123 writes: (March 17, 2008)
Flax is an acception because the water is gelatanous. It’s difficult to separate the seed from the soak water and the slime is the binder in recipes such as this.
punky writes: (March 17, 2008)
That makes sense! :)
rinda writes: (June 09, 2008)
These things are awesome, awesome, awesome! We just eat them as crackers. My family (husband and 3 children:6,4,22 mo) loves them!
The first time I made them I used 1 tsp. dried rosemary and had no sweet peppers so I added a few frozen jalapenos and just skipped the cayenne.
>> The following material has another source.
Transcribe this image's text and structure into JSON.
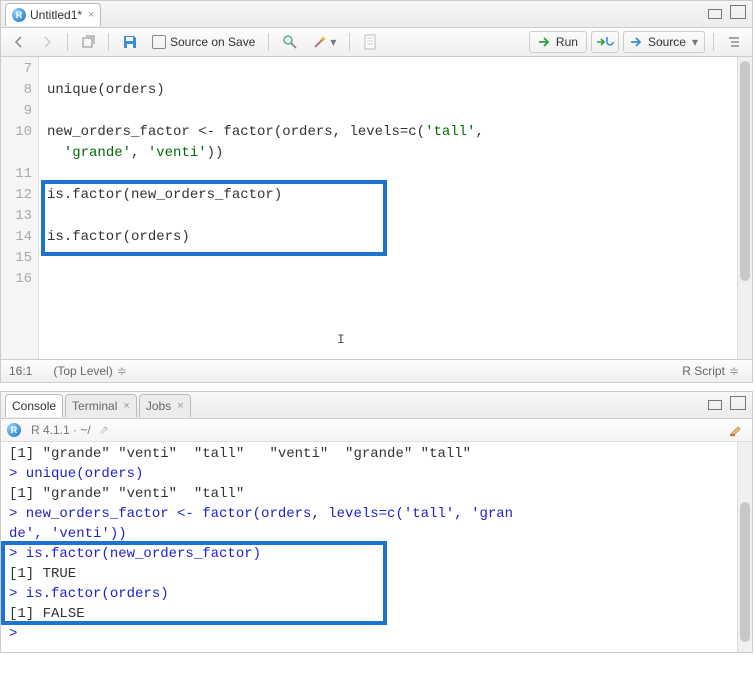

Granted they are hot, but the kidos like them anyway. So I continued to make them this way since we usually don’t have sweet peppers until they come out of our own garden.
Also, soaked flax in 4 cups of water instead of 3. Just seems to give more liquid for me to blend decently.
I have made these over and over again…I should have counted how many times.
Queenfluff, thank you so much for sharing our most favorite cracker recipe so far.
Croline writes: (June 20, 2008)
This recipe looks so nice! I can’t find golden flax seeds, could brown flax do instead? Would the taste be so different? Thanks!
queenfluff writes: (June 24, 2008)
Croline, you can use brown. Yes the taste might be a little different but what you taste in this is mostly the rosemary anyhow.